Ruth is the ‘main’ character, the person whose eyes we see this world through, and her ex-best friend Debbie (Betty Gilpin) is her opponent, but as in Orange is the New Black, GLOW features an ensemble cast of characters. As is the case with ensemble casts there isn’t yet enough time dedicated to seeing these women’s backstories and what brought them together, but there are small crumbs sprinkled throughout – just enough to make you care right now, but not so much that you aren’t anxiously waiting for next year.

Relatively new actress Sydelle Noel as Cherry is quietly the best character in GLOW and the one we are teased with the most – if the show is renewed, we will likely get to see a lot more of her, along with the wonderful Britney Young as Carmen. All of the other women are deserving of more attention, but Kate Nash, in her first acting role, deserves a special mention as Rhonda, if only because it’s a treat to hear “shag” and “marmite” on U.S TV shows. Brie and Gilpin are good enough, but it’s the other misfits who really make the show.
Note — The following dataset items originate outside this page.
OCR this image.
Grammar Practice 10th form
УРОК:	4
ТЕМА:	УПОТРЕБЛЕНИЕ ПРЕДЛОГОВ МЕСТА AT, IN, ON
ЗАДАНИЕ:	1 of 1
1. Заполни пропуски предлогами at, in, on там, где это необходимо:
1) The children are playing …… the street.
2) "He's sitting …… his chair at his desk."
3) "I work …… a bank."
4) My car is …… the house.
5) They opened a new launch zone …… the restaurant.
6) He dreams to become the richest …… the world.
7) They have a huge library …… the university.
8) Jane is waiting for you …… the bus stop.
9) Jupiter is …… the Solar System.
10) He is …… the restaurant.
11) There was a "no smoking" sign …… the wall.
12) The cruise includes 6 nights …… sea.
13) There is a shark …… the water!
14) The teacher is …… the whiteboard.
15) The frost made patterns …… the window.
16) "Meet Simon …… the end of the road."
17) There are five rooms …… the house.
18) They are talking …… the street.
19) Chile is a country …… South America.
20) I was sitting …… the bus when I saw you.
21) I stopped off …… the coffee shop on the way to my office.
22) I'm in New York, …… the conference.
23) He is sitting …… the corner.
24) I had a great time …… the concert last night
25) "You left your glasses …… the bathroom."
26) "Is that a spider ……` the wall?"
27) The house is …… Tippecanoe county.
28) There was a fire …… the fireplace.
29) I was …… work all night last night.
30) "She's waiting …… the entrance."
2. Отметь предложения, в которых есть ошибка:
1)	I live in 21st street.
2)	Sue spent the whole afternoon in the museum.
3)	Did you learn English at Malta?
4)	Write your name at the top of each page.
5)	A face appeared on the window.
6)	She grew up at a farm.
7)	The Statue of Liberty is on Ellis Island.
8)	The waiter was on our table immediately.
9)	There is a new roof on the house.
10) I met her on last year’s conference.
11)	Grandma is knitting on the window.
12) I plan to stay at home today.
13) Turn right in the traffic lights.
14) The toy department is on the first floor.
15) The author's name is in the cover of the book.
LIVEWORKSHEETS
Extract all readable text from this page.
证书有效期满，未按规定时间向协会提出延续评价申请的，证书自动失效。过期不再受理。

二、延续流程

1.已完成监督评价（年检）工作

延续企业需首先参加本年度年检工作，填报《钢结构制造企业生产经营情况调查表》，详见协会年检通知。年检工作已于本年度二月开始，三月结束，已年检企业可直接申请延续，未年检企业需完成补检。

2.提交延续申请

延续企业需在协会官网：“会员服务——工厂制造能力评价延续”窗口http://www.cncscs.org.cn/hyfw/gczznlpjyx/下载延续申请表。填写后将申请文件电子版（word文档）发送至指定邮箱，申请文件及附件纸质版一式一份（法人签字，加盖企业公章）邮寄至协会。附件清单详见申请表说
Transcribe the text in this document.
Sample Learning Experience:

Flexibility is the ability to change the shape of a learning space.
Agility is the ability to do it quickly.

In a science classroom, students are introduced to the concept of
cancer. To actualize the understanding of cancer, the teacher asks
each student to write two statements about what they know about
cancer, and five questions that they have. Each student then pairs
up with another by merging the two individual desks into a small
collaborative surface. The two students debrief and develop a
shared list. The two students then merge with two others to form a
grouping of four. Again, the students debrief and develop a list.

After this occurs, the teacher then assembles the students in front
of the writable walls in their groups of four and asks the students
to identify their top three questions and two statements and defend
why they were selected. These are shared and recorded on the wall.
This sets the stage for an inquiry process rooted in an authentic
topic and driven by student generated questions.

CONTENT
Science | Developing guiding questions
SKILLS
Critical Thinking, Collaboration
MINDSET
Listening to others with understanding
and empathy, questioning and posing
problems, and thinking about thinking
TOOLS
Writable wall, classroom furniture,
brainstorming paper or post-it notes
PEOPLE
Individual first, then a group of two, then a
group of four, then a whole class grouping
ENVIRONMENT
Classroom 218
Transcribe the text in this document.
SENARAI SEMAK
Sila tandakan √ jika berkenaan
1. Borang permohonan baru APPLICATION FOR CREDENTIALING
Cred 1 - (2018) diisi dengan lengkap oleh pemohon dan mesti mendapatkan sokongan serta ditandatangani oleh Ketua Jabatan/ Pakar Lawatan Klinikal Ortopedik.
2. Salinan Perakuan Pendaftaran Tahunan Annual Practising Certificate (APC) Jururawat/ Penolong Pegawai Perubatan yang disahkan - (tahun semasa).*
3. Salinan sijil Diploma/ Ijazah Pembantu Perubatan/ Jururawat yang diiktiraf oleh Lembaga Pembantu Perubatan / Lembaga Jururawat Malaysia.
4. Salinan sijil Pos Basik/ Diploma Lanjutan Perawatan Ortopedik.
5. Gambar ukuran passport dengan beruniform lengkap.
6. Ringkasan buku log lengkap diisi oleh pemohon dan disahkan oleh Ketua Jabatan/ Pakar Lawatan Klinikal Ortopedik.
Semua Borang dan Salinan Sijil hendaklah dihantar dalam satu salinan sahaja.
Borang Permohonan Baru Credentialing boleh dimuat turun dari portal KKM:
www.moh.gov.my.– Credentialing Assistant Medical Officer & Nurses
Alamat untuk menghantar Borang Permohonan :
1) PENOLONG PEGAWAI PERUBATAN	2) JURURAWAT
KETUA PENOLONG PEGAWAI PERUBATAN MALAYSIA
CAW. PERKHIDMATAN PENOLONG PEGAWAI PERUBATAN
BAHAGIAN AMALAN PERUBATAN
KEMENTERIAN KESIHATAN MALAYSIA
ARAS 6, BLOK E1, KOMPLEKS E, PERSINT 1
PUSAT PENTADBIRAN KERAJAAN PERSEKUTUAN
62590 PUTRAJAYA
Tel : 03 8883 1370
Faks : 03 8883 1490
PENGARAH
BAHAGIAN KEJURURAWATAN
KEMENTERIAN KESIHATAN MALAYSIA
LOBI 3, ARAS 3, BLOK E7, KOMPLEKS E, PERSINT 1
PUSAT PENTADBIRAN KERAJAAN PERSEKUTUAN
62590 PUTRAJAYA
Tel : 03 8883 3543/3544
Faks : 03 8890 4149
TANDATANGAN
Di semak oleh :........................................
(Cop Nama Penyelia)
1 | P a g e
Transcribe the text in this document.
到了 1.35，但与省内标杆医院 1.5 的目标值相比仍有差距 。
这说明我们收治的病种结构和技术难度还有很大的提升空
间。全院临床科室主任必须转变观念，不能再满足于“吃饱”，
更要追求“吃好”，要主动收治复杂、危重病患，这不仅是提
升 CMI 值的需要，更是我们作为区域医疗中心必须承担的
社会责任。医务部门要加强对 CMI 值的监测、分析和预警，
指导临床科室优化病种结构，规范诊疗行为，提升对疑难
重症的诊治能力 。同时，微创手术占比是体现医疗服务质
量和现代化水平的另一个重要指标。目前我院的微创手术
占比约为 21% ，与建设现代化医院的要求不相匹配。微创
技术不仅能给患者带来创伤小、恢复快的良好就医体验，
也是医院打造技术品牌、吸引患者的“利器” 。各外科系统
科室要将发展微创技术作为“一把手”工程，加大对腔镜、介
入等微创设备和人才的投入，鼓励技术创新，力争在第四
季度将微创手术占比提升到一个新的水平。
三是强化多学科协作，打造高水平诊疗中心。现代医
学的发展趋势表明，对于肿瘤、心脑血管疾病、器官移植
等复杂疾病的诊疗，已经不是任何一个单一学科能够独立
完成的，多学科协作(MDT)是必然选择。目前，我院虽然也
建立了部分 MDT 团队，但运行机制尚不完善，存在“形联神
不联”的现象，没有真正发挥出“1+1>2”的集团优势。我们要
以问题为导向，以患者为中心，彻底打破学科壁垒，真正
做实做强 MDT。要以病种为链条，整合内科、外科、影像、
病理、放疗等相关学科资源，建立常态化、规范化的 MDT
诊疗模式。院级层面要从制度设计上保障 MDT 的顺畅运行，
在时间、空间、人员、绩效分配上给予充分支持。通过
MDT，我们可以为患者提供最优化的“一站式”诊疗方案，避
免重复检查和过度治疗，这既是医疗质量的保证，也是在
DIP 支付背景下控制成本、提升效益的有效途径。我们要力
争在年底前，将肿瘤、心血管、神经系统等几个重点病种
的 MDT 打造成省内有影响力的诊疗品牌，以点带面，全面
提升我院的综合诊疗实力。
GLOW does deal with entirely uncharted territory for TV as a comedy about women’s wrestling, but that’s not the only way in which it sets itself apart. The moments where it threatens to be clichéd are either forgivable in a campy setting – like when Debbie discovers Ruth (Brie) has been sleeping with her husband and storms into the ring to fight her, thus being cast – or are subverted. The drama that underpins the whole story, Mark's affair with Ruth, is a story we’ve seen before. The slow rebuilding of their friendship over weeks as we realise Mark is actually a dick, is not. The women don’t hate each other forever, but they also don’t immediately run back into one another’s arms. They slowly learn to forgive, and at the very end when Ruth wants to go for a drink, Debbie tells her, “we aren’t there yet”.

It’s realistic: friendships are not always either entirely broken or fixed in a moment. They, like relationships, take time for trust to rebuild. Additionally, a surprise daughter storyline is dealt with not dramatically, but with incest jokes and a semi-heartwarming conclusion. These are soap opera storylines repackaged to tell a new story: just like wrestling.

Throughout GLOW, there are these moments where we go, “I’ve seen this tale before”, only to be pleasantly surprised. A shock pregnancy, for example, is usually a sign (cough: as in Girls) that the writers absolutely cannot be arsed to create any kind of drama. Double points if it’s with your best mate’s husband. But in GLOW, we see Alison Brie quietly, resolutely, have an abortion. It’s sad in its loneliness, but not in the fact of it. It just isn’t the right time. That is a milestone for a medium that so often sees the A word skirted around or not even mentioned: people get pregnant, they panic, they have it or they give it away. Only in Crazy Ex-Girlfriend and Obvious Child have we (to my memory) seen such a careful, truthful, representation of something that many women choose to do and ultimately recover from.

Of course GLOW isn’t perfect. Of course there are moments where it veers into predictability, or the jokes fall flat, or we get bored of being told that the objectively beautiful Alison Brie is somehow hideous. But what it is is yet more evidence that the best original stories are being told at home, where we can comfortably spend five hours in bed getting to know characters and then know we will (probably) find out where they are this time next year.

GLOW’s first season was funny, a little sad, and an indicator of very good things to come. Netflix’s programming can be hit and miss, but the recent cancellation of Girlboss is perhaps a sign that what the audience wants is not simply female-led shows or quote-unquote ‘strong’ women, but shows by and starring women that we can relate to, and that despite the characters’ issues, have any shred of likeability left in their souls. We don’t want black-hearted, entitled tyrants; we want real, whole women, flaws and all with real stories – and you can find all that, at home in your pyjamas, in GLOW.